Urban folklore, the campfire yarn, creepypasta – this
evening I was looking up some of my favorite tales and thinking about what
devices they share. Like the infamous story of the couple at Lovers’ Lane and
the hook-handed maniac, all of my favorite stories have that end reveal which
shows you (and the protagonist, if they’re still alive) that you were all in
the company of stark horror without realizing it.
The caller’s inside
the house! The killer was in the backseat the whole time! Stories in the
vein of “The Hook” or “The Roommate’s Death” generally target young adults, either
as cautionary tales or as expressions of a soon-to-be grownup’s fear of the “real
world.” No doubt Jan Brunvand’s The Vanishing Hitchhiker breaks down the emergence of these tales, as well as
those of preceding generations. Being me, I’m more preoccupied with why these particular
stories still get under my skin so much – so much so that, if I’m honest,
sometimes after reading one I’m reluctant to navigate the darkness from my
office to my bedroom. My flesh crawls at the thought of some wraith or madman
seizing me from out of nowhere and yet I still read the damn things – and I
have a goddamn three-foot undead clown in my
bedroom. No shit. Just occurred to me as I’m writing this. What in God’s
name did I ever do to me to deserve this treatment?

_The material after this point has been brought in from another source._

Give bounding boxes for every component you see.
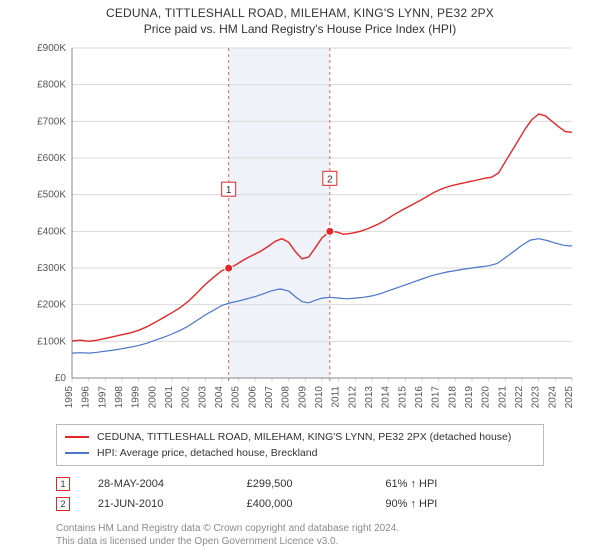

So I love the stories because some part of me loves being scared. That’s clear. They serve as my amusement park rides because I’ll be fucked in a diamond dress if you ever catch me on a Tilt-a-Whirl or Magic Carpet again. But I’m almost thirty-two and these are still the ones that get me. What gives? No children over whose naiveté I need to fret. And I’m a night owl, and a lone wolf, among other animals, so why dread the same two-A.M. silence I so enjoy when writing my own tales?
Maybe that’s why I write at night, and horror at that. To master these terrible little zingers, to beat them with some of my own. My Harvest Cycle flash in Slices of Flesh is a good example of the devices the aforementioned tales employ. Still doesn’t explain why they bother me so. I think I’m writing this post backwards.
Oh. Oh, wait.
It’s because I still haven’t grown up. Because I refuse to (see three-foot clown). Because I’m still not entirely comfortable in my own skin or the world surrounding it.
Well, good. If I can’t remind myself now and again what it feels like to be terrified of the dark, I ought not be writing about what lives there.